March 1 (Bloomberg) -- U.S. Gulf Coast diesel fuel strengthened against futures as Royal Dutch Shell Plc began planned maintenance at its 340,000-barrel-a-day Deer Park, Texas, refinery following a drop in area supplies.
Shell’s Deer Park plant is expected to conduct three to four weeks of work on a crude unit, a coker and a sulfur recovery unit, a person familiar with the schedule said Feb. 15. That may further decrease regional inventories, which fell 21,000 barrels to 40.3 million in the week ended Feb. 22, the Energy Information Administration reported.
Kimberly Windon, a Houston-based company spokesman, confirmed scheduled work began today. She didn’t discuss the units involved or the duration of the maintenance.
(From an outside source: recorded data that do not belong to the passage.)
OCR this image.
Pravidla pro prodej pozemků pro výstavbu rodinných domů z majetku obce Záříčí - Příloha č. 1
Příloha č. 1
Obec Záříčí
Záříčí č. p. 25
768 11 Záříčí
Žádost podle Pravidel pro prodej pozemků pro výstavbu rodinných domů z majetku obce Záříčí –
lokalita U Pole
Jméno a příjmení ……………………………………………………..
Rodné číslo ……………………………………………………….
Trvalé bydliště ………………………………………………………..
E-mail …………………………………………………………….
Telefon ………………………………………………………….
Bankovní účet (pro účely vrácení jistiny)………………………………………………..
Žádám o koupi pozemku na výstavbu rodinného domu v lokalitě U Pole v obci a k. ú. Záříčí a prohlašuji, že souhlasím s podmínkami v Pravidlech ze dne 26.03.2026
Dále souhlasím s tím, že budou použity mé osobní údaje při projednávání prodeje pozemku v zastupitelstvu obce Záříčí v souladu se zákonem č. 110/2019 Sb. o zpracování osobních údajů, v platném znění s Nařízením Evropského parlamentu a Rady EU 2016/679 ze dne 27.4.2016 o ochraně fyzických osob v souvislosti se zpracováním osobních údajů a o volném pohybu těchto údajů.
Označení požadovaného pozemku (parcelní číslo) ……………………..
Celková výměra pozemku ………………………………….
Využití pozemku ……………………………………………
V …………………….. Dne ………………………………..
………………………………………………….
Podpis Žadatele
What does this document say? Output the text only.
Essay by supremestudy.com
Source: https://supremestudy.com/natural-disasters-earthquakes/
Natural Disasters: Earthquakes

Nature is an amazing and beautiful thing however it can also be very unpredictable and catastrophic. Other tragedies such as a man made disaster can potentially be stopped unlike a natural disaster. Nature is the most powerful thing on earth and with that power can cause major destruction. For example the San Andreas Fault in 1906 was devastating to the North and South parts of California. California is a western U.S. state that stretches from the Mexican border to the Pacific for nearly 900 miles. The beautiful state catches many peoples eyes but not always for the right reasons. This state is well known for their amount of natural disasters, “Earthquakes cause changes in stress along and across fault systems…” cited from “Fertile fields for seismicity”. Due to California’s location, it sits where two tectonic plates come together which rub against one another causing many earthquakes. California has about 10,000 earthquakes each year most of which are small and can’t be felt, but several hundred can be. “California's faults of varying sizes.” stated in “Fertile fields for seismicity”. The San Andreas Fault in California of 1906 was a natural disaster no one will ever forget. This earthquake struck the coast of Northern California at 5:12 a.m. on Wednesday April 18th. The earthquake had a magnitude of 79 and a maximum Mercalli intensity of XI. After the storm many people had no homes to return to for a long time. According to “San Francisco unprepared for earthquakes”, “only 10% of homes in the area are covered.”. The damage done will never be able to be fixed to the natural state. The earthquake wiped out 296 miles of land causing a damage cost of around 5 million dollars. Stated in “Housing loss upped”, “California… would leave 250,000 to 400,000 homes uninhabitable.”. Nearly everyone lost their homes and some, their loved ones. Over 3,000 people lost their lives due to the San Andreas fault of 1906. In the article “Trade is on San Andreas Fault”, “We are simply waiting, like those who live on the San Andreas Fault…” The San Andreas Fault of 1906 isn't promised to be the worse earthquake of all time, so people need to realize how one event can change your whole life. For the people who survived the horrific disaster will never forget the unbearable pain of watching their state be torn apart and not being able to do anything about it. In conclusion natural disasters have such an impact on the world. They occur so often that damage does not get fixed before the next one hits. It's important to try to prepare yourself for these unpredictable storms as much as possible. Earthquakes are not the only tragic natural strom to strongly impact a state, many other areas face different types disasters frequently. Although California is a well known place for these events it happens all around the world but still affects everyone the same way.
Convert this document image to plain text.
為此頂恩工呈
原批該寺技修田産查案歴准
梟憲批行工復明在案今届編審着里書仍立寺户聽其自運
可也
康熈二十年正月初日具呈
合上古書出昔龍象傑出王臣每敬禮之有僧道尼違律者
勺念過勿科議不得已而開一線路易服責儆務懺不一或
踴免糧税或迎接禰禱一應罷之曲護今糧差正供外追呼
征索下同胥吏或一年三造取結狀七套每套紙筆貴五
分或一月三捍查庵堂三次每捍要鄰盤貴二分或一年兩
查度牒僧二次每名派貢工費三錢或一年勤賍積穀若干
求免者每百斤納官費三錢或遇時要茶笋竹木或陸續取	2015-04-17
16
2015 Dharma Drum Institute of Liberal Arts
The premium for ultra-low-sulfur diesel on the Gulf Coast strengthened 1.25 cents to 9 cents a gallon against heating oil futures on the New York Mercantile Exchange at 2:12 p.m., according to data compiled by Bloomberg. Yesterday was the last day of trading for March heating oil contracts.
Gulf Coast diesel traded 2.13 cents a barrel below the same fuel in New York Harbor. The 3-2-1 crack spread on the Gulf, a measure of refining profitability for gasoline and distillates based on West Texas Intermediate in Cushing, Oklahoma, increased 1.53 cents to $32.30 a barrel. The same spread for Light Louisiana Sweet rose 1.18 cents to 11.40.